Rabu, 18 September 2013

The Fed's 'No Taper' Sparks a Trading Frenzy

The Federal Reserve surprised nearly everyone today when its Open Market Committee announced at 2 p.m. that it would not taper its $85 billion in monthly bond purchases because it is concerned about weakness in the economy. The announcement led to an across-the-board rally as investors hurried to plow money into stocks and commodities.

The market reaction was instantaneous: According to data off my Bloomberg terminal, between 1:59 p.m. and 2:00 p.m., the Dow Jones Industrial Average jumped 141 points, from 15,485 to 15,626. Over the next two and a half hours, the Dow added another 50 points to close up 147 points on the day.

The early movement was even more dramatic for the SPY exchange-traded fund, which tracks the movement of the S&P 500 and is the most-traded ETF. Between 1:58 p.m. and 2 p.m., shares of the SPY jumped nearly 1 percent, from $170.8 to $172.4. During those two minutes, trading volume surged from 168,000 shares to nearly 6 million shares. The SPY finished the day up 1.9 percent, with more than half that gain coming in the two minutes surrounding the Fed’s announcement.

Trades in all 8000 NMS StocksCourtesy Nanex, LLCTrades in all 8000 NMS Stocks

Above is a chart from the guys at Nanex, a Chicago-based market research firm. It shows about one minute of trading. The horizontal line is 2:00 p.m. sharp. Each microscopic dot represents a trade in one of 8,000 stocks that trade on a host of U.S. exchanges. You can see how much trading volume spiked right at 2 p.m. and then died down.

It wasn’t just stocks that popped. Gold and silver exchange-traded funds jumped. So did crude oil. Prices for 10-year Treasuries rose, brining yields down.

All those prices started changing dramatically at least a minute before 2 p.m. The gold buying looks to have started even earlier. The heavily traded SPDR gold ETF gained 15 percent between 1:56 p.m. and 2:00 p.m.

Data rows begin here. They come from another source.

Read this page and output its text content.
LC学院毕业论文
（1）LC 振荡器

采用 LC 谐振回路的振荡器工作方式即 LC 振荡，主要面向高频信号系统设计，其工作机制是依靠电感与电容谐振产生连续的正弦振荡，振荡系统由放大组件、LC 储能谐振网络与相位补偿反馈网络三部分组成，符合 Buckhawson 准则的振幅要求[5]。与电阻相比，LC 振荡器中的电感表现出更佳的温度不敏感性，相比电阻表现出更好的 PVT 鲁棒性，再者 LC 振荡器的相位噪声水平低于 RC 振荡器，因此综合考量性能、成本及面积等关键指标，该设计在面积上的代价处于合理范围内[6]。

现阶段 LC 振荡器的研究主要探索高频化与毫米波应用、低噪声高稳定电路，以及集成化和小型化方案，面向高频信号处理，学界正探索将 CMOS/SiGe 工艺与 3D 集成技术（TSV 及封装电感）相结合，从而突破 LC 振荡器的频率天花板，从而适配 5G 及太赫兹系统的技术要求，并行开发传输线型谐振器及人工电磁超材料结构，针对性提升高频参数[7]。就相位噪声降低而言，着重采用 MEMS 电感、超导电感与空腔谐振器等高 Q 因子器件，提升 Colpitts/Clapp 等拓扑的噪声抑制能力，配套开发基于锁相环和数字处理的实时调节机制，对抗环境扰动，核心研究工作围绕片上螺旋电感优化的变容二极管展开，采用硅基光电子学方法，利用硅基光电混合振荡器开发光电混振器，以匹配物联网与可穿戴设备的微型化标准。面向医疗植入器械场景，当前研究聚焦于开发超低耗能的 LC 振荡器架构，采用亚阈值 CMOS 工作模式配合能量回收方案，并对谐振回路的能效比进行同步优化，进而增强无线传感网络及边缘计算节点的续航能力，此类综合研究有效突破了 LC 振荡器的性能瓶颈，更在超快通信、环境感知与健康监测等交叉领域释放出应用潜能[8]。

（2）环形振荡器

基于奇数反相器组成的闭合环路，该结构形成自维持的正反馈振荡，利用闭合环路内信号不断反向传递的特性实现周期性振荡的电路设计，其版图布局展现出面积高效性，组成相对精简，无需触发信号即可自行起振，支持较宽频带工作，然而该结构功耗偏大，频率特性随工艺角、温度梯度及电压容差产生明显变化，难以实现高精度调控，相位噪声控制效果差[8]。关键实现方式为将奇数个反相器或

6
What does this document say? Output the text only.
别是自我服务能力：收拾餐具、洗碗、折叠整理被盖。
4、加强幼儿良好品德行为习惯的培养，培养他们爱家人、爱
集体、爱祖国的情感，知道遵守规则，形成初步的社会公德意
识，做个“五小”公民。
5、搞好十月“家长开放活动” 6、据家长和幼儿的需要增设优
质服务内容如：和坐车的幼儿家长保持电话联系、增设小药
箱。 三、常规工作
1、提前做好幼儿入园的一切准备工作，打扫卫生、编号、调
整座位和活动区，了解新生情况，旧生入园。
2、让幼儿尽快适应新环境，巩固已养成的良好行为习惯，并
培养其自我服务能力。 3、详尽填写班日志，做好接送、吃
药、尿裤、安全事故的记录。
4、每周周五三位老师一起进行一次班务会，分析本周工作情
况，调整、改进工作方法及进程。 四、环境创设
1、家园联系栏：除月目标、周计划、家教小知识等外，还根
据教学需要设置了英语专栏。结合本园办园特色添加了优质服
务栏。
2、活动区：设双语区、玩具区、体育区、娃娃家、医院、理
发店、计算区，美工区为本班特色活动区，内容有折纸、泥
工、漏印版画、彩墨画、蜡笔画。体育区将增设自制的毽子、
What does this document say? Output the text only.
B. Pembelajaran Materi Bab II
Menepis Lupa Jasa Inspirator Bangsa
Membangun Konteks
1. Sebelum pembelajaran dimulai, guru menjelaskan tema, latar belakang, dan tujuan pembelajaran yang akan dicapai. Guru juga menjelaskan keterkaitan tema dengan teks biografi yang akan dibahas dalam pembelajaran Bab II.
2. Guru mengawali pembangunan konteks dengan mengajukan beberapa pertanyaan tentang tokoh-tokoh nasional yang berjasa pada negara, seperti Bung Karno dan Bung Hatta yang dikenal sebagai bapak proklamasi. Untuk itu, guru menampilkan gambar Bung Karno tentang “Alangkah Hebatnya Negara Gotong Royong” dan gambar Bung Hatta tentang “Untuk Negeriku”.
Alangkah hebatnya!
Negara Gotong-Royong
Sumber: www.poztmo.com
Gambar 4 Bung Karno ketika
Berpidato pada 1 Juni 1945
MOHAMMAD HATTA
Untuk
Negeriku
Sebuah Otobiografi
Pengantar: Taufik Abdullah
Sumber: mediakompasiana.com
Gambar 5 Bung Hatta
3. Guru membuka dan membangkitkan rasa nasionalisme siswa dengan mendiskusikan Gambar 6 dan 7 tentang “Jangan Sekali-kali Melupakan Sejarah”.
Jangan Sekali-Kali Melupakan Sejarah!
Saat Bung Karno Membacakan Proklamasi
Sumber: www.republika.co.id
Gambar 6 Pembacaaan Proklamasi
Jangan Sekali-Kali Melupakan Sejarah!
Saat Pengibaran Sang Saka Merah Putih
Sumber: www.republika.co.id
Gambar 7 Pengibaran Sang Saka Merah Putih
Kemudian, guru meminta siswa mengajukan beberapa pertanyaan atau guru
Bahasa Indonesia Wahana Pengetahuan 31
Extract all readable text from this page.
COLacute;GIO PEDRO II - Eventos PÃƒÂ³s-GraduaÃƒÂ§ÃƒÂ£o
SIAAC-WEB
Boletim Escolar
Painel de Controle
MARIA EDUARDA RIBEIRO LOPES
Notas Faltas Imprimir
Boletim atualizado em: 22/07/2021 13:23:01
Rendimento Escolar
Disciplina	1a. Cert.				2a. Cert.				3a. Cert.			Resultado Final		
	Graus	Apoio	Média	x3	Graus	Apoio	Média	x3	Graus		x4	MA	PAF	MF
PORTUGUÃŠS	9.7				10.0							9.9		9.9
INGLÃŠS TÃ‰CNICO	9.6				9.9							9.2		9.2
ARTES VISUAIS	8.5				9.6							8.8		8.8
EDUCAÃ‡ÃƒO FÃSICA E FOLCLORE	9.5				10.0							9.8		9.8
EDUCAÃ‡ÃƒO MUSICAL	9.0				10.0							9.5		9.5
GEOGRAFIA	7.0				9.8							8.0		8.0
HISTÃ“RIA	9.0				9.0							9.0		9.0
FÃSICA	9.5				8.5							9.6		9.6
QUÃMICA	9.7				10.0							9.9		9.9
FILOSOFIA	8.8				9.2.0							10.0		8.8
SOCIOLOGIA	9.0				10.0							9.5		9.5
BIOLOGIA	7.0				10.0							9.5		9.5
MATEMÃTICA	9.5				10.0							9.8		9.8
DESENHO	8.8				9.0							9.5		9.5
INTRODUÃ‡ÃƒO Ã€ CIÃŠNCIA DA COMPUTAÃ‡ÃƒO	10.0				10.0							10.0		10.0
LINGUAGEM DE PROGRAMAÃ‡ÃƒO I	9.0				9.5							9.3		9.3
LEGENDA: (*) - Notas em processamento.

This could mean one of two things: either high-frequency traders were making huge bets that the Fed would not taper and programmed their trading algorithms to buy, buy, buy before the announcement was made, or there was some kind of information leakage before 2 p.m.

The FOMC statement goes live on the Federal Reserve website at exactly 2 p.m. About 10 or 12 minutes before that, an embargoed hard copy of the statement is passed out to a handful of reporters in a locked room at the Treasury Department. A spokesman for the Federal Reserve declined to comment on whether the statement gets sent early in electronic versions that might get loaded into news service data feeds.

Nanex’s founder, Eric Hunsader, says the synchrnonized buying in the seconds before the statement was announced was unlike anything he’d ever seen when it comes to a government data release. “All the volume was jammed up in the first one-millisecond of trading,” says Hunsader. “I’ve never seen something that synchronized, where algos were buying at the same exact time across so many things.”